Now your app can call each service in sequence for a complete moderation and summarization pipeline.

CI/CD Integration

  • Define your model-runner.yaml in the repo.
  • Build Docker images in CI pipelines.
  • Tag images with version numbers or commit SHAs.
  • Run Docker Scout or other scanners for CVEs.
  • Push images to internal or external registries.
  • Deploy using Compose, Swarm, or Kubernetes.
  • Include automated health checks against /health.
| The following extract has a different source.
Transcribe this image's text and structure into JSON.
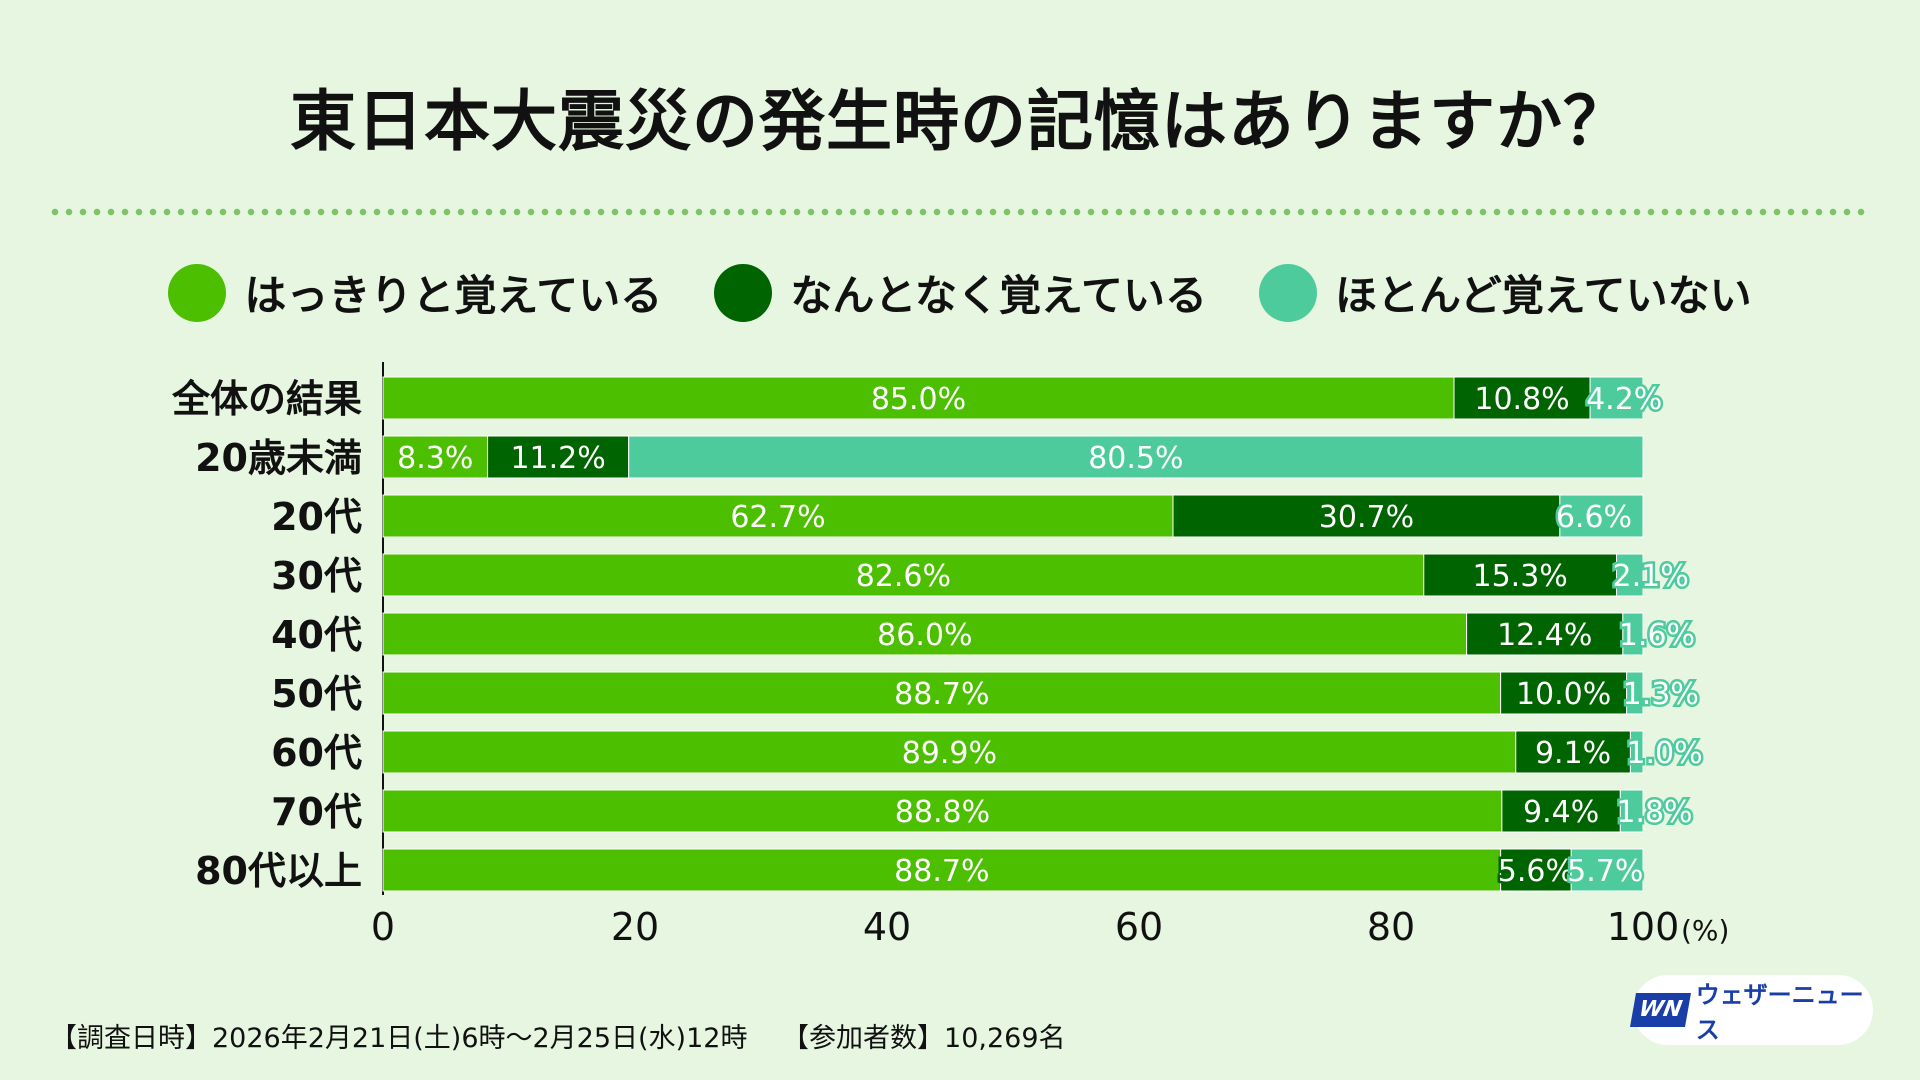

This ensures your model deployment is as maintainable and secure as any other Microservice.

Best Practices

  • Always define clear input/output contracts.
  • Use private registries for internal or proprietary models.
  • Tag images with semantic versions.
  • Scan images regularly for vulnerabilities.
  • Keep model-runner.yaml under version control.
  • Automate builds and deployments via CI/CD.
  • Use resource limits in Docker Desktop settings to avoid overloading local environments.
  • Document how to call /predict and interpret results for consuming teams.

Conclusion

Docker Model Runner isn't just a convenience tool—it's a shift in how teams can think about model serving. Instead of building and maintaining custom servers for every model, you get standardization, portability, and repeatability. Whether you’re running a small LLM locally for testing, deploying to production Kubernetes clusters, or sharing images across teams, Docker Model Runner makes model serving a first-class, manageable part of your software architecture.